A few days later: another mission, another sighting. One of the 415th planes was flying in the vicinity of Strasbourg, France, when its crew was suddenly aware of two large orange lights approaching them. They came right up to the Beaufighter, leveled off and then took up position on the night fighter’s tail. They remained for about two minutes before suddenly turning away and then blinking out.
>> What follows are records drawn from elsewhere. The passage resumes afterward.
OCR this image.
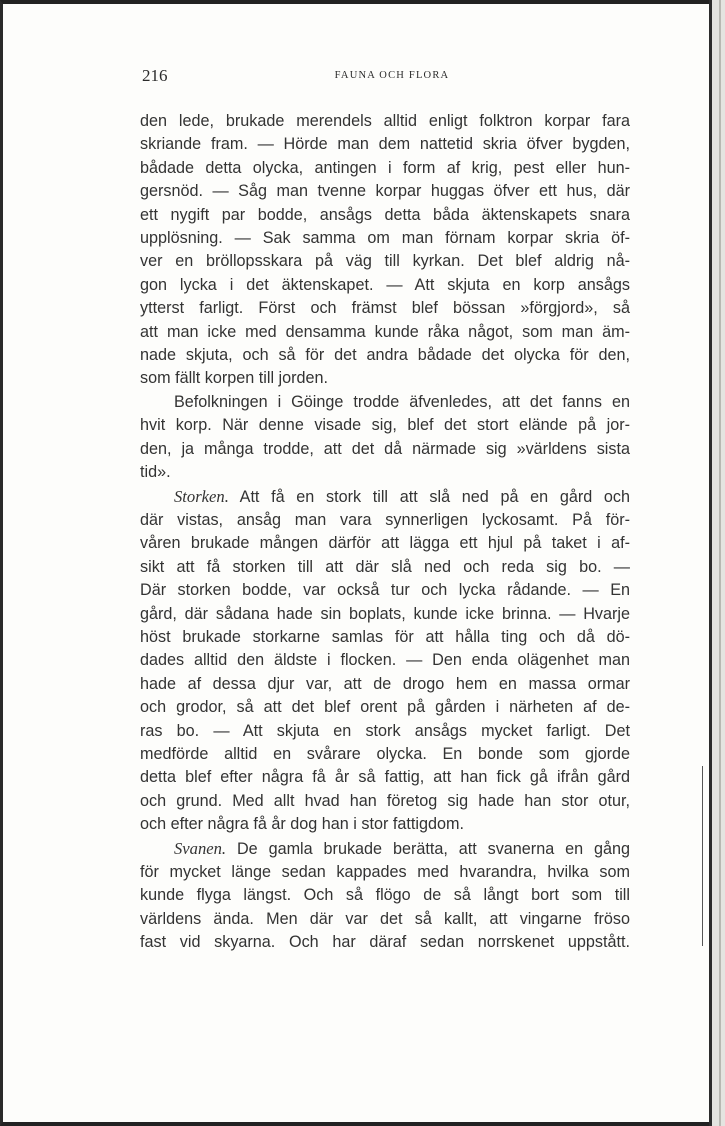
216	FAUNA OCH FLORA
den lede, brukade merendels alltid enligt folktron korpar fara
skriande fram. — Hörde man dem nattetid skria öfver bygden,
bådade detta olycka, antingen i form af krig, pest eller hun-
gersnöd. — Såg man tvenne korpar huggas öfver ett hus, där
ett nygift par bodde, ansågs detta båda äktenskapets snara
upplösning. — Sak samma om man förnam korpar skria öf-
ver en bröllopsskara på väg till kyrkan. Det blef aldrig nå-
gon lycka i det äktenskapet. — Att skjuta en korp ansågs
ytterst farligt. Först och främst blef bössan »förgjord», så
att man icke med densamma kunde råka något, som man äm-
nade skjuta, och så för det andra bådade det olycka för den,
som fällt korpen till jorden.
Befolkningen i Göinge trodde äfvenledes, att det fanns en
hvit korp. När denne visade sig, blef det stort elände på jor-
den, ja många trodde, att det då närmade sig »världens sista
tid».
Storken. Att få en stork till att slå ned på en gård och
där vistas, ansåg man vara synnerligen lyckosamt. På för-
våren brukade mången därför att lägga ett hjul på taket i af-
sikt att få storken till att där slå ned och reda sig bo. —
Där storken bodde, var också tur och lycka rådande. — En
gård, där sådana hade sin boplats, kunde icke brinna. — Hvarje
höst brukade storkarne samlas för att hålla ting och då dö-
dades alltid den äldste i flocken. — Den enda olägenhet man
hade af dessa djur var, att de drogo hem en massa ormar
och grodor, så att det blef orent på gården i närheten af de-
ras bo. — Att skjuta en stork ansågs mycket farligt. Det
medförde alltid en svårare olycka. En bonde som gjorde
detta blef efter några få år så fattig, att han fick gå ifrån gård
och grund. Med allt hvad han företog sig hade han stor otur,
och efter några få år dog han i stor fattigdom.
Svanen. De gamla brukade berätta, att svanerna en gång
för mycket länge sedan kappades med hvarandra, hvilka som
kunde flyga längst. Och så flögo de så långt bort som till
världens ända. Men där var det så kallt, att vingarne fröso
fast vid skyarna. Och har däraf sedan norrskenet uppstått.
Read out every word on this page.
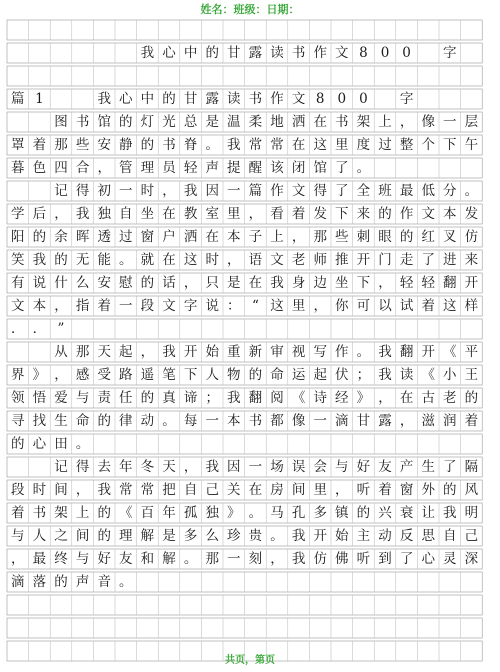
姓名：班级：日期：

我 心 中 的 甘 露 读 书 作 文 8 0 0
　	字
篇 1

　	我 心 中 的 甘 露 读 书 作 文 8 0 0
　	字

图 书 馆 的 灯 光 总 是 温 柔 地 洒 在 书 架 上 ， 像 一 层
罩 着 那 些 安 静 的 书 脊 。 我 常 常 在 这 里 度 过 整 个 下 午
暮 色 四 合 ， 管 理 员 轻 声 提 醒 该 闭 馆 了 。

记 得 初 一 时 ， 我 因 一 篇 作 文 得 了 全 班 最 低 分 。
学 后 ， 我 独 自 坐 在 教 室 里 ， 看 着 发 下 来 的 作 文 本 发
阳 的 余 晖 透 过 窗 户 洒 在 本 子 上 ， 那 些 刺 眼 的 红 叉 仿
笑 我 的 无 能 。 就 在 这 时 ， 语 文 老 师 推 开 门 走 了 进 来
有 说 什 么 安 慰 的 话 ， 只 是 在 我 身 边 坐 下 ， 轻 轻 翻 开
文 本 ， 指 着 一 段 文 字 说 ： “ 这 里 ， 你 可 以 试 着 这 样
． ． ”

从 那 天 起 ， 我 开 始 重 新 审 视 写 作 。 我 翻 开 《 平
界 》 ， 感 受 路 遥 笔 下 人 物 的 命 运 起 伏 ； 我 读 《 小 王
领 悟 爱 与 责 任 的 真 谛 ； 我 翻 阅 《 诗 经 》 ， 在 古 老 的
寻 找 生 命 的 律 动 。 每 一 本 书 都 像 一 滴 甘 露 ， 滋 润 着
的 心 田 。

记 得 去 年 冬 天 ， 我 因 一 场 误 会 与 好 友 产 生 了 隔
段 时 间 ， 我 常 常 把 自 己 关 在 房 间 里 ， 听 着 窗 外 的 风
着 书 架 上 的 《 百 年 孤 独 》 。 马 孔 多 镇 的 兴 衰 让 我 明
与 人 之 间 的 理 解 是 多 么 珍 贵 。 我 开 始 主 动 反 思 自 己
， 最 终 与 好 友 和 解 。 那 一 刻 ， 我 仿 佛 听 到 了 心 灵 深
滴 落 的 声 音 。
共页，第页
The next night: two more sightings. One 415th pilot on patrol reported seeing reddish flames in the air, at 10,000 feet; another saw a glowing red object shoot up toward his aircraft, turn over, then go into a dive before disappearing.
Two nights later: four more sightings. One Beaufighter crew saw two yellow streaks of flame flying even with them at about 3,000 feet. The same crew also saw several red balls of fire that flew level with them for at least ten seconds before disappearing. A second crew reported seeing four bright white lights, in vertical formation and staggered evenly, hovering motionless two miles above the ground. A third crew had a bright white light follow them for more than five minutes, despite taking evasive action.